We are almost halfway through our language training here in France and have progressed on to the next level and also class. We will have another set of exams at the end of June that will determine if we have the necessary fluency in the French language.

It was a full week of testing that covered speaking, pronunciation, reading comprehension, listening, writing, vocabulary, grammar and of course, une dictée (a dictation), which is typically french. The boys have two dictées each week in school. The grammar test was grueling, but the production exams in writing and speaking were also extremely fearsome.

Test Results

Grades in France are usually based out of 20 points. 50% is passing and anything less is failing.  It is acceptable to get 10-11,9/20 (passable). Scoring 12-13,9/20 is pretty good or a C (assez bien) while 14-15,9/20 is good (bien), which is the equivalent of a B and 16-19,9/20 is very good (très bien) or an A grade.

 

Field Trip Chaperone

Brian had the pleasure of being able to go with Josiah to a school field trip last Friday.  Josiah’s class of 4th and 5th graders (CM1 and CM2 here in France) visited a steel mill and a dairy farm to learn about the processing and manufacturing of raw materials here in our region.  It was very informative and I was able to translate much of it for Josiah.  We had a sack lunch (un pique-nique) along the way.  Here are a few pictures:

Very exciting being inside the cow shed. Many of the children didn’t think it smelled very good.

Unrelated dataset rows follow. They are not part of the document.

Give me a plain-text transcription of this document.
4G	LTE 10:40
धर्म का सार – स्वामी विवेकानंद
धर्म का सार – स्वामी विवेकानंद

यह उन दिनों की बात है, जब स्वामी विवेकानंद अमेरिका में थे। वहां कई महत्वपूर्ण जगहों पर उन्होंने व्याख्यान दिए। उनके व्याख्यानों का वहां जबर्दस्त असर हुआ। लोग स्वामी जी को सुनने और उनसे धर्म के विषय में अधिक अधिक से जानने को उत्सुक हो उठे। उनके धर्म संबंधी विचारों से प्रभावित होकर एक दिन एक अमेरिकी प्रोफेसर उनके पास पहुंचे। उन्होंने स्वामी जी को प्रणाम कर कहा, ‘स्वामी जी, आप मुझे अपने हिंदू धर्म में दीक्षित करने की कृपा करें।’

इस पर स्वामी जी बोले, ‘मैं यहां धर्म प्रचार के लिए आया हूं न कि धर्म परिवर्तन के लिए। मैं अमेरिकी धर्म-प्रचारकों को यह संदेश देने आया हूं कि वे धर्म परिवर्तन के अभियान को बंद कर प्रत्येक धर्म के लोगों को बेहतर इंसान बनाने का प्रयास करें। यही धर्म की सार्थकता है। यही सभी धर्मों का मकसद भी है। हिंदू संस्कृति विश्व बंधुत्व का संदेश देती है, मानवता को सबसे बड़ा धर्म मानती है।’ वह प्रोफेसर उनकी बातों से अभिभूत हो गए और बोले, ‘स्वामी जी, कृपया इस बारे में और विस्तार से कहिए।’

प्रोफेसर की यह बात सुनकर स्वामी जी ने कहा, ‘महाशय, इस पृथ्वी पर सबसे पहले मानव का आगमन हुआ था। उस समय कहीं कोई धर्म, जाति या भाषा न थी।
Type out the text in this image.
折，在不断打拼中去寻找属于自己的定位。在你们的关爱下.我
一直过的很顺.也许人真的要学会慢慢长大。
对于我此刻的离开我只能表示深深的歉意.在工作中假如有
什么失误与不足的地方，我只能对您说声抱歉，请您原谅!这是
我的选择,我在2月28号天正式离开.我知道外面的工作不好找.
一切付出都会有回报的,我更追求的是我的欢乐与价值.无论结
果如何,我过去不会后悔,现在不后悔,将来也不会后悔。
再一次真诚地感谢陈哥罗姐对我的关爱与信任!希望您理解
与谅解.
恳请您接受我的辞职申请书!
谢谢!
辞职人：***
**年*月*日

Josiah had to wear safety gear to go into the steel mill.

I also noticed a couple interesting things which probably wouldn’t have happened on an American elementary field trip:

First, the adult chaperones split a bottle of wine with their sack lunch (yes, one of them brought a bottle in their sack lunch).  I was offered some, but declined.

Secondly, one of the children fell (slightly, enough to get his pants dirty) into the area where the cows poop.  The reaction from everyone was mostly a “too bad for you/tant pis pour toi — guess you shouldn’t have done that”.  I would’ve guessed a slightly stronger reaction would’ve happened in the States.